Flidas fails to boot

2 réponses [Dernière contribution]
amenex
Hors ligne
A rejoint: 01/03/2015

After a few attempts to run simultaneous nmap scans that produced several
core dumps, my formerly reliable Trisquel_8 will not boot, stopping
with a blinking "-" in the upper left hand corner of the screen.

Forced at last to learn something about "Recovery Mode" I consulted the
Ubuntu Wiki on the subject of Recovery Mode and found these hints:

From the Recovery Mode menu, choose "Drop to root shell prompt."
Execute mount -o remount rw/ followed by mount --all

Realizing that the above steps may have something to do with one of the
lines of text that flashed across the screen during the startup of the
Recovery Mode process:
Failed to create static drive nodes in /dev
So the Ubuntu Wiki's instructions make some sense.

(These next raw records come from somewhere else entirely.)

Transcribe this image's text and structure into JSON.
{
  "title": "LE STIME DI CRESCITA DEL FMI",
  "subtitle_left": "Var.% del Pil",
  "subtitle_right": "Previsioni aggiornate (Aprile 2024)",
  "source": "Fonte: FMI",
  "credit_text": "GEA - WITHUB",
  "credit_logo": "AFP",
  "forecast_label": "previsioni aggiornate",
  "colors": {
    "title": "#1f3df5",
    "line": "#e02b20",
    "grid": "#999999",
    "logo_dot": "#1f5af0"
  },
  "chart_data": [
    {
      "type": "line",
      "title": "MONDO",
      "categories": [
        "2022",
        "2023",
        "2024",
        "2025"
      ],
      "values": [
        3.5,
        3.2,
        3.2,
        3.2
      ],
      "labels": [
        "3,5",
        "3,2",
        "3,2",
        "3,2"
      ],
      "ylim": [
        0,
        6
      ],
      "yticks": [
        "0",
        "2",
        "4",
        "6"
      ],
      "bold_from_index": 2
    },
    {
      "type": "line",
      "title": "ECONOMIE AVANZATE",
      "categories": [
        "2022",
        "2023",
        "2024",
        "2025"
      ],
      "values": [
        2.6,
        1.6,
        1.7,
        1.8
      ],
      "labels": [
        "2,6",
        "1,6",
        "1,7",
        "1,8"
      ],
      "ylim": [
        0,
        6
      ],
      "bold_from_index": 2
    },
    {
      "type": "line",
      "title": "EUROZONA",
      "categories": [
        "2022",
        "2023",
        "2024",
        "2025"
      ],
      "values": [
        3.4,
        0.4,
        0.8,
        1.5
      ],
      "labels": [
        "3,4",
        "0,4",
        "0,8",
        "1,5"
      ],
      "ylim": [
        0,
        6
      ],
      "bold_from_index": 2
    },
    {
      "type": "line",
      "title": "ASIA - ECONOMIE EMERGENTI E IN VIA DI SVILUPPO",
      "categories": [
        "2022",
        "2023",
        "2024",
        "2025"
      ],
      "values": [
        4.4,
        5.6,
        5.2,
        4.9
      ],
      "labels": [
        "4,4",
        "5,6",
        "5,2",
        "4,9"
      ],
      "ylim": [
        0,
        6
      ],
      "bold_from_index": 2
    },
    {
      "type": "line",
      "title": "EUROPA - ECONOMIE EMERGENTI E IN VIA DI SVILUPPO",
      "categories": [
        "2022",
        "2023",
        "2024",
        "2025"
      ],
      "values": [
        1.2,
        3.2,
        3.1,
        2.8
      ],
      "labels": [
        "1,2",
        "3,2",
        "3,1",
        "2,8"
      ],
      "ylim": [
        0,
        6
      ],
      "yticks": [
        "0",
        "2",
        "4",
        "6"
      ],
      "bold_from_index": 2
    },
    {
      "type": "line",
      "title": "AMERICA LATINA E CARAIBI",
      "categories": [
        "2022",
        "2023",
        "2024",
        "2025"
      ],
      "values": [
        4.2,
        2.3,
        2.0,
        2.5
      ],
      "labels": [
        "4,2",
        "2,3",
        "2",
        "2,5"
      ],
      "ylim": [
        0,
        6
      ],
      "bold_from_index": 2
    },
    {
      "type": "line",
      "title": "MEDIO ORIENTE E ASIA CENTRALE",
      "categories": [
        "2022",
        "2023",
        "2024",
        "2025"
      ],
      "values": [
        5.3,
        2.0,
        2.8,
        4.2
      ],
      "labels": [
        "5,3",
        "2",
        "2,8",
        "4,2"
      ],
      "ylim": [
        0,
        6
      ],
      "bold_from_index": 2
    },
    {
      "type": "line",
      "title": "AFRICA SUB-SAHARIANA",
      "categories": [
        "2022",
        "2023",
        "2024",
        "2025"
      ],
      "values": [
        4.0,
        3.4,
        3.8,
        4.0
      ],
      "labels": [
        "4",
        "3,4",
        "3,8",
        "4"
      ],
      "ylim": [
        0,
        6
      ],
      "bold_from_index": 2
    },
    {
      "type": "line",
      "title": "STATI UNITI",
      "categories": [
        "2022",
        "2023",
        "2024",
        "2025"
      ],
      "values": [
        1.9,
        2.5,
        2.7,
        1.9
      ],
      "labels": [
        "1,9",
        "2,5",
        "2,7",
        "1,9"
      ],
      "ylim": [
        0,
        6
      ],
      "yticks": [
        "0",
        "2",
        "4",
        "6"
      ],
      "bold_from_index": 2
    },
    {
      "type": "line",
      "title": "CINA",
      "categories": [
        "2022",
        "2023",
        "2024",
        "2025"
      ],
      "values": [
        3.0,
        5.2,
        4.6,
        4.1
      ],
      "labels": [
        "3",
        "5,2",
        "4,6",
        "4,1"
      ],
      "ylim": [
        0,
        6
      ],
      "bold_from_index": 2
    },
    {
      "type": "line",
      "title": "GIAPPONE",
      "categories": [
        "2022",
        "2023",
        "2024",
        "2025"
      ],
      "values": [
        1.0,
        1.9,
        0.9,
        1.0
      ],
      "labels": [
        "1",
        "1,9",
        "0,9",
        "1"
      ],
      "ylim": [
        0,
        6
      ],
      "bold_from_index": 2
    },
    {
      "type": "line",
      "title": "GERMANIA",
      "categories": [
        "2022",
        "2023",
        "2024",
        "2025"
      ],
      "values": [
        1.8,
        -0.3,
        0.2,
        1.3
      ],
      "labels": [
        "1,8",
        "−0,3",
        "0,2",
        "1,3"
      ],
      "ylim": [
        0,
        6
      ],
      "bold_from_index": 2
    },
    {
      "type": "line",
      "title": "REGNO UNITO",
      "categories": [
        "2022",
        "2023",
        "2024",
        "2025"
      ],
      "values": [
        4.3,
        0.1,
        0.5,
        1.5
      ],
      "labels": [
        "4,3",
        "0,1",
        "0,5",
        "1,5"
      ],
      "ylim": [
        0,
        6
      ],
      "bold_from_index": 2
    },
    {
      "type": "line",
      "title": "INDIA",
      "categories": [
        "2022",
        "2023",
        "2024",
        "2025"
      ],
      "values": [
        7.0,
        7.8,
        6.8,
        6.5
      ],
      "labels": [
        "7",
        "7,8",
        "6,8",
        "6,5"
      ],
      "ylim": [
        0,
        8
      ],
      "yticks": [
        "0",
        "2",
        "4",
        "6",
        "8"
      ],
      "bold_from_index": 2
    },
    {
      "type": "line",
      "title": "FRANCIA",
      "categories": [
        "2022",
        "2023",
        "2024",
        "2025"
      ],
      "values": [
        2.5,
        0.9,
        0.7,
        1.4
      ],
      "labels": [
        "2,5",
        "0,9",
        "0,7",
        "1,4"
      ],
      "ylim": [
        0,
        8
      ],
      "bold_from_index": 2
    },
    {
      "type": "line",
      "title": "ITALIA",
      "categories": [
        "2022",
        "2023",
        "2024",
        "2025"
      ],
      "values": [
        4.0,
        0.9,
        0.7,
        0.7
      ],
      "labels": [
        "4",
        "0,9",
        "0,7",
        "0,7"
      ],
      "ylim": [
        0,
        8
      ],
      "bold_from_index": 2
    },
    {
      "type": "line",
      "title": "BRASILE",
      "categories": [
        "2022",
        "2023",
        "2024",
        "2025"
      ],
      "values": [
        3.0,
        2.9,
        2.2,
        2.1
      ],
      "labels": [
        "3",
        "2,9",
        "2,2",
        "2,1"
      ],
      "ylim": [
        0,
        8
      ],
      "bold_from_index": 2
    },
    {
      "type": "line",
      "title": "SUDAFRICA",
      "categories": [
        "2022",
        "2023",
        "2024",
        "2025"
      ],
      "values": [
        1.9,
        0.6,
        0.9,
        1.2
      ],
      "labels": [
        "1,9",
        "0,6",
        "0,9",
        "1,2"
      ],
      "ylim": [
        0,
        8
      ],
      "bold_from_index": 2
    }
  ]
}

Upon Selecting "Continue boot process" in Recovery Mode, I now see the
blinking "-" in the upper left hand corner of the screen, accompanied
by series of colorful raster lines scrolling up the screen and nothing
more.

Delving further into the matter, I discovered that [Fn + SysRq] gives
me a login prompt, and that the login accepts my credentials, but that
attempts to use sudo produce this admonishment:
sudo: /usr/bin/sudo must be owned by uid 0 and have the setuid bit set

That statement is one I had only seen once before after the aforementioned
core dumps.

In Recovery Mode, enabling networking gives access to nothing more than
127.0.0.1 and localhost; all other destinations are unreachable.

George Langford

Magic Banana

I am a member!

I am a translator!

Hors ligne
A rejoint: 07/24/2010

Flidas' support ends next month: upgrade to Etiona! First of all, backup the user data from a live system. Then from that same live system, if you do not want a fresh install, try to 'chroot' in the installed system. https://help.ubuntu.com/community/Grub2/Installing#via_ChRoot describes the process in too many details: you probably use neither software RAID, nor LVM, nor bcache, etc. From the chroot environment, you should be able to upgrade to Etiona with 'sudo do-release-upgrade' or, if it does not work, with 'sudo do-release-upgrade -d' or even 'sudo sed -i s/flidas/etiona/ /etc/apt/sources.list && sudo apt update && sudo apt full-upgrade'.

amenex
Hors ligne
A rejoint: 01/03/2015

First, the bad news: Flidas is going into exile next month.
Second, the good news: Flidas had been my dependable rock operating system, but I've just
found out why Etiona had been freezing at the worst moments: I'd been running two nmap
scans at once, e.g. nmap -v -A -Pn 94.23.177.235 in Terminal 1; and
nmap -v -A 148.251.69.139 in Terminal 2

That's a bad move, as conflicts occur between the two scripts, leading to core dumps in
the present context in Flidas, and freezes of the Etiona operating system.

Freezes do not occur in Etiona when running just one of the aforementioned nmap scripts
at a time; and I've learned the hard way to save any open file before commencing _any_
script that I've written.

That makes Flidas redundant on this computer.